Lo scopo del “kihon”, ovvero dell’esecuzione di tecniche di base spesso statiche e quindi per certi aspetti irreali e l’esecuzione dei “kata” (sequenze di movimenti predeterminati), non è infatti il fine ma il mezzo che i praticanti impiegano per progredire nella pratica. Questo aspetto è molto importante perché i cattivi attacchi sono spesso conseguenza di come a volte l’Arte viene appresa dagli allievi. Se i praticanti credono di dover imparare solamente ad “applicare” una tecnica ad Uke, questi sarà portato a credere di avere un ruolo quasi passivo nella pratica, dovendo limitarsi a poco più che resistere, con più o meno convinzione, alla tecnica stessa. Il risultato è che Uke finisce per "attaccare una tecnica" invece che Tore, e che questi si occupi solo della esecuzione “formale” della tecnica stessa, senza preoccuparsi della corretta ed efficace esecuzione, che vede spesso Uke assai più condiscendente di quanto dovrebbe essere, danneggiando Tore mentre crede invece di favorirlo.
Un attaccante reale non vede la sua vittima e pensa (o addirittura annuncia): "Ora mi avvicinerò e afferrerò le sue braccia con entrambe le mani, lui tenterà di eseguire uno shiho-nage omote ma non sarà abbastanza svelto ed allora io applicherò un gaeshi-waza…" così la nostra pratica deve tendere non alla memorizzazione passiva di un catalogo di decine, centinaia o migliaia di tecniche ma, viceversa, a comprender-ne i principi tramite la loro applicazione. In altre parole, lo scolaro non memorizza sui banchi gli infiniti risultati della moltiplicazione di tutti i numeri esistenti ma impara il principio della operazione, appreso il quale potrà risolvere con successo tutti i problemi che incontrerà. Quindi perché possa esistere la difesa deve esistere un attacco, e perché la difesa sia efficace e realistica anche l’attacco deve essere altrettanto efficace e realistico ed Uke deve essere ben consapevole che il suo ruolo non è quello di subire passivamente la tecnica di Tore ma quello di aiutarlo a praticare e capire, sentire insieme a lui come e perché funziona il principio e quindi la tecnica che viene applicata.
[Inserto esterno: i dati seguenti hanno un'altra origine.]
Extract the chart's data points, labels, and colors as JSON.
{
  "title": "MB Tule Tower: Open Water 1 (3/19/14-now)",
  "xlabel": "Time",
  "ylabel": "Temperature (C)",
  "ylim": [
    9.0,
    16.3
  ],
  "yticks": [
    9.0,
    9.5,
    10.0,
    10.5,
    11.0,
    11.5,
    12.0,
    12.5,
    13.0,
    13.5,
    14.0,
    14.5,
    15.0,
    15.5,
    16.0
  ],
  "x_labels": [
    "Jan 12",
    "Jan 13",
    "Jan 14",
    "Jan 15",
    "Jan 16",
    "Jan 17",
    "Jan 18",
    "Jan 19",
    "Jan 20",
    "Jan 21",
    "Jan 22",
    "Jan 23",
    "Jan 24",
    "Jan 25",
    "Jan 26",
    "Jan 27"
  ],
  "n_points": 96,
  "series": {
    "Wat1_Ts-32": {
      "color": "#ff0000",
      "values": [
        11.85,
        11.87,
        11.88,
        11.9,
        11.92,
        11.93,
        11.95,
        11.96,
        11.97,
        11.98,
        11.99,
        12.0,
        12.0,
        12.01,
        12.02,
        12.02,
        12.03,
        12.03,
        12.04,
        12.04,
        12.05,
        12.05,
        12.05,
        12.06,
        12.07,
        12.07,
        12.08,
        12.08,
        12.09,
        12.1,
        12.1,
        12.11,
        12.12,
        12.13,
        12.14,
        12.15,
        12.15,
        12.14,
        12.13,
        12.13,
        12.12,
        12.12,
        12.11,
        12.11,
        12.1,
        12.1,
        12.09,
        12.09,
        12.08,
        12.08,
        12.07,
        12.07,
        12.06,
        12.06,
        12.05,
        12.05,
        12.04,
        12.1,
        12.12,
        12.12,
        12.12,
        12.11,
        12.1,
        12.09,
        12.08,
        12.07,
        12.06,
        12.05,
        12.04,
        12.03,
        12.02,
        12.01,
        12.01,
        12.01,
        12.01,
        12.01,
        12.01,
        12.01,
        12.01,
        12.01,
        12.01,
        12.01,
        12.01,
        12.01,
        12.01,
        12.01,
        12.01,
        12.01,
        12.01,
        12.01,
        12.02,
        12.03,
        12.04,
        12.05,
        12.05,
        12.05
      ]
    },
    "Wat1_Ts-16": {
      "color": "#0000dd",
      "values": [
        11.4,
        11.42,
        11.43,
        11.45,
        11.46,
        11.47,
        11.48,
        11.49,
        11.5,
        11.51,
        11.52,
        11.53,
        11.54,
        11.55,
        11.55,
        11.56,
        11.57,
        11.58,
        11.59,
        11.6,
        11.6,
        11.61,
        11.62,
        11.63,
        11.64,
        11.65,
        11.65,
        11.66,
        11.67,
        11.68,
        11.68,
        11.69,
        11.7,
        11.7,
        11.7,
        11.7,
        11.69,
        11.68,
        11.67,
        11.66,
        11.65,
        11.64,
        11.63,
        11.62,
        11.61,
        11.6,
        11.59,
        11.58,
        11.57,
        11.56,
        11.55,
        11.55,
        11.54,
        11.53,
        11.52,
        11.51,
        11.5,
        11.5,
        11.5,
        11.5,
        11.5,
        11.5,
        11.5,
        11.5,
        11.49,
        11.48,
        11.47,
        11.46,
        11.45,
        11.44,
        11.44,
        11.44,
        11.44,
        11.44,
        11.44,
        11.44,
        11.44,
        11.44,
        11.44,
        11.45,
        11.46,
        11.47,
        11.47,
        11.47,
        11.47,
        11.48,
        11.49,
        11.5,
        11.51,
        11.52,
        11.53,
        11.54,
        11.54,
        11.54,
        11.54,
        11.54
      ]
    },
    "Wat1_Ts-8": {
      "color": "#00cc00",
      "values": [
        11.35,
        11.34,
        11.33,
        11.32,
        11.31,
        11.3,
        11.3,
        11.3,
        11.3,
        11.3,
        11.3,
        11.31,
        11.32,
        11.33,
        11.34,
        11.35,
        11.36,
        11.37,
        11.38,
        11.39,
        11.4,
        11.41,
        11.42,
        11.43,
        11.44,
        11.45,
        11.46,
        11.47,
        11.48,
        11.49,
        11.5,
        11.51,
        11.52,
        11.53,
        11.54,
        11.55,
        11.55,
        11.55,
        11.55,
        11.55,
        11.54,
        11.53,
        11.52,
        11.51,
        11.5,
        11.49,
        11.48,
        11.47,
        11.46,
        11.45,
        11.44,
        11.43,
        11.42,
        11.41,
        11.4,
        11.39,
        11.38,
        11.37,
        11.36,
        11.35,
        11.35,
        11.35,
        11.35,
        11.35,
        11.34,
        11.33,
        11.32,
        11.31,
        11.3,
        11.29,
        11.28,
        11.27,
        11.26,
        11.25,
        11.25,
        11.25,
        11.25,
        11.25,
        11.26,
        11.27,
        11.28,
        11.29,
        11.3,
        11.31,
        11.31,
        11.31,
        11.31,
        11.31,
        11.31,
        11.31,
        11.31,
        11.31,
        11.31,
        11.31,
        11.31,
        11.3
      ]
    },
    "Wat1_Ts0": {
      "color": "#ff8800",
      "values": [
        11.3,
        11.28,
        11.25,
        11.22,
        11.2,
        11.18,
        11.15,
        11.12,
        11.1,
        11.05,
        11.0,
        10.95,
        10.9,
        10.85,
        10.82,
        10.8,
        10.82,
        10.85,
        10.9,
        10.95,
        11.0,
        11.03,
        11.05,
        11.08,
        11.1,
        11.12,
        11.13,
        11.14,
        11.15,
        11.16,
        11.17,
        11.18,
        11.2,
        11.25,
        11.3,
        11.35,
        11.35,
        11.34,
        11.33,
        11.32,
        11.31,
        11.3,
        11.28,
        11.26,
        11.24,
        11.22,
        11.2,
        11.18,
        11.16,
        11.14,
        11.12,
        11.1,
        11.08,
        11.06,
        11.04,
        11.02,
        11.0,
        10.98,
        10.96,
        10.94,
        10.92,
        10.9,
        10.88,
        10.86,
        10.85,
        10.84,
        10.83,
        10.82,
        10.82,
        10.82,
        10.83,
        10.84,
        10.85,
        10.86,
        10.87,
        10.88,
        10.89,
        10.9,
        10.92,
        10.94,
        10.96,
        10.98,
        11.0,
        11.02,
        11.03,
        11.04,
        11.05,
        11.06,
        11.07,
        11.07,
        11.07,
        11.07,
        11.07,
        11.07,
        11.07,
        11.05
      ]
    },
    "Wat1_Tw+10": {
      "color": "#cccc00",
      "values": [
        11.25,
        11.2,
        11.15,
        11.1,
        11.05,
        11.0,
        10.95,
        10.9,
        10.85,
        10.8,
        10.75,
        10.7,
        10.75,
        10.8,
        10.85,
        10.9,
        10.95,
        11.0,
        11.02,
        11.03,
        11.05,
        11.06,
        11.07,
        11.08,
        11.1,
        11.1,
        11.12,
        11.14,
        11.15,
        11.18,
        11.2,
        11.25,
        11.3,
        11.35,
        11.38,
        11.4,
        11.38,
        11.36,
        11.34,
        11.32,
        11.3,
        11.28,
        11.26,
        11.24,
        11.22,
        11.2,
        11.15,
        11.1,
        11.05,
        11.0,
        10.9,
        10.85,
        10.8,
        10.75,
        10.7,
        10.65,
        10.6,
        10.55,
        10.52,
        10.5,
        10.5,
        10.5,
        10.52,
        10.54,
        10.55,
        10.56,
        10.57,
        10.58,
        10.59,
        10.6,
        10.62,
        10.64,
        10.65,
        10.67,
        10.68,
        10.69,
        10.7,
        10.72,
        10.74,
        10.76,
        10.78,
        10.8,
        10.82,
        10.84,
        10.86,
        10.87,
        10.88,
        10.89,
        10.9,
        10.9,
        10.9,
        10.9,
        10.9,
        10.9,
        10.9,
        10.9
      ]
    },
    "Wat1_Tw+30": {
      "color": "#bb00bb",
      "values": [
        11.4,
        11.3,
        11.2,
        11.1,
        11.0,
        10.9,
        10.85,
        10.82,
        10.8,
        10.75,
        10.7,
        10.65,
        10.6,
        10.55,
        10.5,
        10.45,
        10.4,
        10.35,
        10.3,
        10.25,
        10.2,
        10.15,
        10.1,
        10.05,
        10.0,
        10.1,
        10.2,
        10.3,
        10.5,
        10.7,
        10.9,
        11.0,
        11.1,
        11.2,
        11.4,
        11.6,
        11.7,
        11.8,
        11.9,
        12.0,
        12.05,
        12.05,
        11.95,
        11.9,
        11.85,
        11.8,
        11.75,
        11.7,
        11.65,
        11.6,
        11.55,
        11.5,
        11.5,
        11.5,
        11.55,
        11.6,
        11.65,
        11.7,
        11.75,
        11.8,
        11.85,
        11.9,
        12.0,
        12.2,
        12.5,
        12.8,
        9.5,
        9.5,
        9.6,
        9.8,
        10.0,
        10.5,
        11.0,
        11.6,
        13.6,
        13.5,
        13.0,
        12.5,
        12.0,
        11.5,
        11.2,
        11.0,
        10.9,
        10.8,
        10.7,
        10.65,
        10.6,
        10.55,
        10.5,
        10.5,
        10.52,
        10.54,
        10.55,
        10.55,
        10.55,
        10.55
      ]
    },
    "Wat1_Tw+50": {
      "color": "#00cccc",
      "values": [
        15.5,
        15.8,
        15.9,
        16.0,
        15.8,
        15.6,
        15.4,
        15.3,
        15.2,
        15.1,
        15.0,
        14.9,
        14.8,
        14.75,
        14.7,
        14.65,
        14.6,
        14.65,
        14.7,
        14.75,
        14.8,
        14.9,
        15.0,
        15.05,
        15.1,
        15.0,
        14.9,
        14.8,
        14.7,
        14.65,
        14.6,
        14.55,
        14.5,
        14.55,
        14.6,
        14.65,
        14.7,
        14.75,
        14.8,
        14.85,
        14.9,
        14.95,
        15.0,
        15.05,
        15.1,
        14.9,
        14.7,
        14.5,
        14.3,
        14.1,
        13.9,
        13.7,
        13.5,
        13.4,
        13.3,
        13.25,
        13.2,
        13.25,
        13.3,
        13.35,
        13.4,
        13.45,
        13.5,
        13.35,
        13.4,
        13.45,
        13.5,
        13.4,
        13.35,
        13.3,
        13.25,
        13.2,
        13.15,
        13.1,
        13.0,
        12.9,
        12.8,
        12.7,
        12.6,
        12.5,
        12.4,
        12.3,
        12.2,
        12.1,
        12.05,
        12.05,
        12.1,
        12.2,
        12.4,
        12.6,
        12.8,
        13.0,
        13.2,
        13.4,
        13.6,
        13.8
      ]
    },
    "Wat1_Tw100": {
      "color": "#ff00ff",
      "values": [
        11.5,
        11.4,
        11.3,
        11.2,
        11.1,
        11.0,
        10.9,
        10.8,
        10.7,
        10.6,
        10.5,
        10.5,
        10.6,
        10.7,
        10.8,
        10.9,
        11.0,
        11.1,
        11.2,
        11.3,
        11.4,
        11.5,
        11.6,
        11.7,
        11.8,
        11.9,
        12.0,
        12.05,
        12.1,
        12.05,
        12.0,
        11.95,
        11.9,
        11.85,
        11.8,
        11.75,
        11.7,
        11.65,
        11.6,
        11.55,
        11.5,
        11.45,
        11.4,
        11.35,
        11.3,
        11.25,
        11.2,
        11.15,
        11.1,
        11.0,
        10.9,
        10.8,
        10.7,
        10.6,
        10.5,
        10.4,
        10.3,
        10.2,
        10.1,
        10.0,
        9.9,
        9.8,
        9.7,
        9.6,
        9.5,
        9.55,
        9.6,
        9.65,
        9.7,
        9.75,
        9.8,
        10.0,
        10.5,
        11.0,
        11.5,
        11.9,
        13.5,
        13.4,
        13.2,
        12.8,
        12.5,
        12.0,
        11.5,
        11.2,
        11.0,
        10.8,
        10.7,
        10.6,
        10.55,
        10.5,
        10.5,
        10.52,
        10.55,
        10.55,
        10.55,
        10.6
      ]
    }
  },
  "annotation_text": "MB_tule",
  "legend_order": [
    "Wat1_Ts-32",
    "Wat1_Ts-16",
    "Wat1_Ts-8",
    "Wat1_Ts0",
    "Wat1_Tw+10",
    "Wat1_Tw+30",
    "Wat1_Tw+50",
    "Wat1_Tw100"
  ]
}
Una delle cose che ricordo di aver ascoltato per prime da Antonino Certa shihan è stato l’invito a praticare come do-uke, un uke “vivo”, reattivo ed efficace, non per mettere in difficoltà il compagno di pratica ma, viceversa, per aiutarlo a progredire al meglio.
Concludendo, come si può definire allora un buon attacco? E’ quello portato con perizia, con bravura e con la mente focalizzata sull’obbiettivo mentre d’altra parte sarà responsabilità di Tore rispettare la sincerità dell’attacco di Uke avendo cura di eseguire la tecnica al meglio e ponendo atten-zione alla sua salvaguardia fisica perché… “la pratica ci rende praticanti, ma solo la buona pratica ci rende buoni praticanti”.